KENYA – AAR Hospital has been officially commissioned by the President of Kenya William Ruto.
The 140-bed state-of-the-art facility which began its operations in 2021 was constructed at a cost of KSh3.5 billion (US$27.87m) through the support of various partners which include the World Bank Group, International Finance Corporation, International Fund for Health in Africa and Swedfund.
The president lauded the investors behind the modern facility, saying the hospital represents a monumental investment by the AAR Group and is “an important signal that Kenya is roaring into action in terms of attracting the calibre of investment that will quickly turn our healthcare sector around and propel us to the leading pack of globally competitive medical services destinations.”
President Ruto reiterated his government’s commitment to the bottom-up economic model that propelled his election into office.
“The people’s fundamental right to healthcare constitute a vital component of our governing mandate and it is important to use such an opportunity as this to emphasise it.”
Additionally, said the president, universal healthcare makes medical treatment a public good and a means of increasing the disposable income available to Kenyan households.
“By drastically minimising expenditures on health needs, Kenyans will have more savings to invest in goods that enhance wellbeing and grow their wealth. This is how a thriving economy is built sustainably from the bottom going up.”

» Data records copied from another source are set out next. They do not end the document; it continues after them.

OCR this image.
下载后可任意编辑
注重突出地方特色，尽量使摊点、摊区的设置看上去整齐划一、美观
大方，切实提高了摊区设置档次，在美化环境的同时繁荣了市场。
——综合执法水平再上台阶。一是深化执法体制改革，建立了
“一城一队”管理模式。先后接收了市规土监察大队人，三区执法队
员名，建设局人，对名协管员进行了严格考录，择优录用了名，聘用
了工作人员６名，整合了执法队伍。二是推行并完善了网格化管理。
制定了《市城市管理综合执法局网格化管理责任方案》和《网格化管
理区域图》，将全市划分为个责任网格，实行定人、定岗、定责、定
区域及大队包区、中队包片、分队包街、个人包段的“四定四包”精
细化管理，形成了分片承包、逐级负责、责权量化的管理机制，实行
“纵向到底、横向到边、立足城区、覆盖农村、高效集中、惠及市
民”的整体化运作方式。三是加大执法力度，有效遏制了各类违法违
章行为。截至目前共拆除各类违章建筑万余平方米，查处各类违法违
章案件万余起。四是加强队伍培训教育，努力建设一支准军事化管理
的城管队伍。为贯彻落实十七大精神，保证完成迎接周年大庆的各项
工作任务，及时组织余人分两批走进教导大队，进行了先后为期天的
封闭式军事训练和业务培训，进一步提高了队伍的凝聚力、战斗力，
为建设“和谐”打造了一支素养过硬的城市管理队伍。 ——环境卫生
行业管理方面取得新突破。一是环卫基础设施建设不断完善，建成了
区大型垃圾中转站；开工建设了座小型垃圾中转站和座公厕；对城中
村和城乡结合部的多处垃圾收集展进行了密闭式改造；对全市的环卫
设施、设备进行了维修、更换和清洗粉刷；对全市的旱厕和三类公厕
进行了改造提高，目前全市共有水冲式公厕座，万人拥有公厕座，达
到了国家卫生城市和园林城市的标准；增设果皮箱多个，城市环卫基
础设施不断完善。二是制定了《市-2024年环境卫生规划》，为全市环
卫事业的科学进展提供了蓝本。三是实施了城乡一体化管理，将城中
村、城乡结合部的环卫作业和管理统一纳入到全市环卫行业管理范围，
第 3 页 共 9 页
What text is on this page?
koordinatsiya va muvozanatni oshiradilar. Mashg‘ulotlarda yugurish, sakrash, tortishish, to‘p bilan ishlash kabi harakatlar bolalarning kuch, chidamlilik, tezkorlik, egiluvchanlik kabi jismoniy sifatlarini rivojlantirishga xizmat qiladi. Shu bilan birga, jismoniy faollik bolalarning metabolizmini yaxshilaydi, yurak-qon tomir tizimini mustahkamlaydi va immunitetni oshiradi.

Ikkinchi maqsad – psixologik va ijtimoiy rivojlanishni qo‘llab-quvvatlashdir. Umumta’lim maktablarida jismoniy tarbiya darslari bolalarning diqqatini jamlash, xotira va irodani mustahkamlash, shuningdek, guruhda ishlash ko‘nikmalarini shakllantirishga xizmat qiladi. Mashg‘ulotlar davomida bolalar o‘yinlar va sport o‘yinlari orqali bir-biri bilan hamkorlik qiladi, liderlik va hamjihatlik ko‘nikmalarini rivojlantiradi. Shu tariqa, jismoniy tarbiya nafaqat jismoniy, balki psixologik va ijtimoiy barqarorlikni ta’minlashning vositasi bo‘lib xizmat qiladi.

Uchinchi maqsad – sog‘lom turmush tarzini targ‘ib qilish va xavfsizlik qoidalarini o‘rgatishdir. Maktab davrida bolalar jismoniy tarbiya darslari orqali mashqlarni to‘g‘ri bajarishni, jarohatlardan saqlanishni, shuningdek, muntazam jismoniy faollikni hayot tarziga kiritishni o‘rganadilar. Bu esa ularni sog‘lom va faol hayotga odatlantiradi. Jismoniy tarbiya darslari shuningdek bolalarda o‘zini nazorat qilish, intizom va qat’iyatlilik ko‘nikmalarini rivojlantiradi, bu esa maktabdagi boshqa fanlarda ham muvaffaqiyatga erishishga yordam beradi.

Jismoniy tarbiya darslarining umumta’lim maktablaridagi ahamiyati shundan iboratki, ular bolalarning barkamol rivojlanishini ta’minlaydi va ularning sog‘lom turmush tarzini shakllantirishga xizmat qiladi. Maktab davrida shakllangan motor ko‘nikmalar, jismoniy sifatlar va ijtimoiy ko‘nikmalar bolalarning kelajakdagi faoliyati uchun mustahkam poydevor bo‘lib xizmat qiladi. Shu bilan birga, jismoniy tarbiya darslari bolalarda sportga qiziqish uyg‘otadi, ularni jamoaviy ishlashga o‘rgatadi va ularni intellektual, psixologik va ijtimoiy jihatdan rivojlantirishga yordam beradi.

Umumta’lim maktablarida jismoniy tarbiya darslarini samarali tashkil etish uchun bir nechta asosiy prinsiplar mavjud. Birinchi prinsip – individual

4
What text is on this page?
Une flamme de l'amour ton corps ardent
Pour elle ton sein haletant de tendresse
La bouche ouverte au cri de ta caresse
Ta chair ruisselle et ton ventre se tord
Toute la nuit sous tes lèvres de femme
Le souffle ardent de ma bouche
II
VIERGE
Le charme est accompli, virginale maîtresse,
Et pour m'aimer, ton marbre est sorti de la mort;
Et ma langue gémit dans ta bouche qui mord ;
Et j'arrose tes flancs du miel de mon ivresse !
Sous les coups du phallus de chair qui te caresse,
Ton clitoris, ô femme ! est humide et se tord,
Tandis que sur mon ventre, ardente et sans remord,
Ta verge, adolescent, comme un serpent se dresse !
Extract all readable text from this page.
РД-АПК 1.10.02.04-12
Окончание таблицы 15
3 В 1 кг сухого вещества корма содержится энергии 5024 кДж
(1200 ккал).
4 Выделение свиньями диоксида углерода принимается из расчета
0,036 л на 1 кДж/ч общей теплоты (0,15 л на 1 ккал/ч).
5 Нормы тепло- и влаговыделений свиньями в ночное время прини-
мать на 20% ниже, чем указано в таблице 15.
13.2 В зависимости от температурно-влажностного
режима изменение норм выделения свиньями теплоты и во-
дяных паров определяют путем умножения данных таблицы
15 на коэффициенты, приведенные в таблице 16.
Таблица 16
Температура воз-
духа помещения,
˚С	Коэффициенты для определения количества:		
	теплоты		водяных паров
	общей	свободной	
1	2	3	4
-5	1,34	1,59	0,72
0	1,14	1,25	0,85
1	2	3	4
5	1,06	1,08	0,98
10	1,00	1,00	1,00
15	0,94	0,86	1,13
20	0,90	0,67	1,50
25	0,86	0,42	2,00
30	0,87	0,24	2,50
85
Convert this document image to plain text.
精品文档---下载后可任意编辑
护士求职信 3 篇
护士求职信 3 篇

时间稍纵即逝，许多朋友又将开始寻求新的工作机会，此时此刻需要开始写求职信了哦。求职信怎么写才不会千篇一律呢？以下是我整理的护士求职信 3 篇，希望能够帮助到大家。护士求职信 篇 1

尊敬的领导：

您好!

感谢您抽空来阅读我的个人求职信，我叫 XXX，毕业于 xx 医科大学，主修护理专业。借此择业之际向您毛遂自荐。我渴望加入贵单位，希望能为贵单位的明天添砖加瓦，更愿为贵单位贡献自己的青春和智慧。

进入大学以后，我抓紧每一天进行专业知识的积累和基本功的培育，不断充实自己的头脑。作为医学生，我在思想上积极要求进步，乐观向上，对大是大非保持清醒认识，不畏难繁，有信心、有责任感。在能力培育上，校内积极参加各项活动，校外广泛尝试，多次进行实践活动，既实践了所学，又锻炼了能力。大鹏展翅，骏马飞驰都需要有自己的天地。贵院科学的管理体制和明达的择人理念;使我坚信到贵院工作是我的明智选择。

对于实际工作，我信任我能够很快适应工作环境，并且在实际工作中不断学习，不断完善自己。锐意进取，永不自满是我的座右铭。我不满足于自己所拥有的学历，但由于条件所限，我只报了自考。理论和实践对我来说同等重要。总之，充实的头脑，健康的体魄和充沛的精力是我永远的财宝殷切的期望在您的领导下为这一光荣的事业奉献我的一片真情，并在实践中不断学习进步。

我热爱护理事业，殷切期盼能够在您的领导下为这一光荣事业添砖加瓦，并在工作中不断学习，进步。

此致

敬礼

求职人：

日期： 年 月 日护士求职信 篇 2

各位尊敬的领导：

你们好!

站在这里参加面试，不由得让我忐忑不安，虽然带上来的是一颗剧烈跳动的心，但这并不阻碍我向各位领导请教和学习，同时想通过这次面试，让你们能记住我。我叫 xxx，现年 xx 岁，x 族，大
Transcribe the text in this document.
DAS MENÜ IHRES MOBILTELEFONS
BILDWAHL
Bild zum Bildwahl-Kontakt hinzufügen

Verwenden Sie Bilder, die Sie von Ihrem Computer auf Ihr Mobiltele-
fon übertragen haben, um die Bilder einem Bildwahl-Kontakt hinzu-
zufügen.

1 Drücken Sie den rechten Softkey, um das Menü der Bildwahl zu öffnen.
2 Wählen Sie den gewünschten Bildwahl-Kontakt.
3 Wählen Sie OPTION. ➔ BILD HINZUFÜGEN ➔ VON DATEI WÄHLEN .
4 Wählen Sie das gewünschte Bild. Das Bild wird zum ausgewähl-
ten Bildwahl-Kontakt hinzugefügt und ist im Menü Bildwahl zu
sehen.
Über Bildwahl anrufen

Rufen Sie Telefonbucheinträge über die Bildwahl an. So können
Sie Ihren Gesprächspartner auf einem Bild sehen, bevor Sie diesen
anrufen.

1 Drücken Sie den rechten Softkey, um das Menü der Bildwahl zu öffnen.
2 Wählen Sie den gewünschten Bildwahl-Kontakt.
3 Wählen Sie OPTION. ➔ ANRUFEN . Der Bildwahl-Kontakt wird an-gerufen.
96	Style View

Principal Secretary for Medical Services Peter Tum represented the Minister for Health, Susan Nakhumicha, at the function. Others present included the governors of Nairobi and Kiambu Counties, Johnstone Sakaja and Kimani Wamatangi, respectively.
Also present was the Swedish ambassador to Kenya, Caroline Vicini, and members of the board of AAR Group.
The president was conducted on a tour of the facility by the hospital’s board members led by its Group CEO Steve Okeyo.
Addressing the gathering, Okeyo said the new hospital started receiving patients on 19th July, 2021.
“We are committed to putting up additional modern hospitals and clinics in various parts of the country and throughout East Africa in the coming years,” he said.
“The hospital currently serves 200 patients a day and employs 180 people. At full capacity, we aim to serve more than 400 patients a day and to have more than 300 members of staff.”
The new hospital, Okeyo added, was built with funds from various donor institutions. “It is a testimony of the great heights that can be achieved where there is goodwill, a conducive environment for investors, and fruitful collaboration with development partners.”
The function was attended by hundreds of health professionals, representatives of donor agencies and collaborating institutions, ministry staff, and other senior government officials.
The hospital has four operating theatres and boasts a 12-bed Intensive Care Unit (ICU). It also has a nine-bed High Dependency Unit (HDU) and a modern neonatal ICU.
AAR Hospital also provides genetic counselling and support for would-be parents who want to assess the risk of passing an inherited condition such as sickle cell to their children.
The facility is managed through Hospital Holdings Investment (HHI).
AAR Group was started by its founders Bengt Beckmann and his wife Maryjka as Africa Air Rescue Company.
From a small business with a speciality in the evacuation of medical and accident casualties, both by road and air, AAR is now the leading private healthcare firm in East Africa priding itself with over 100,000 people in membership.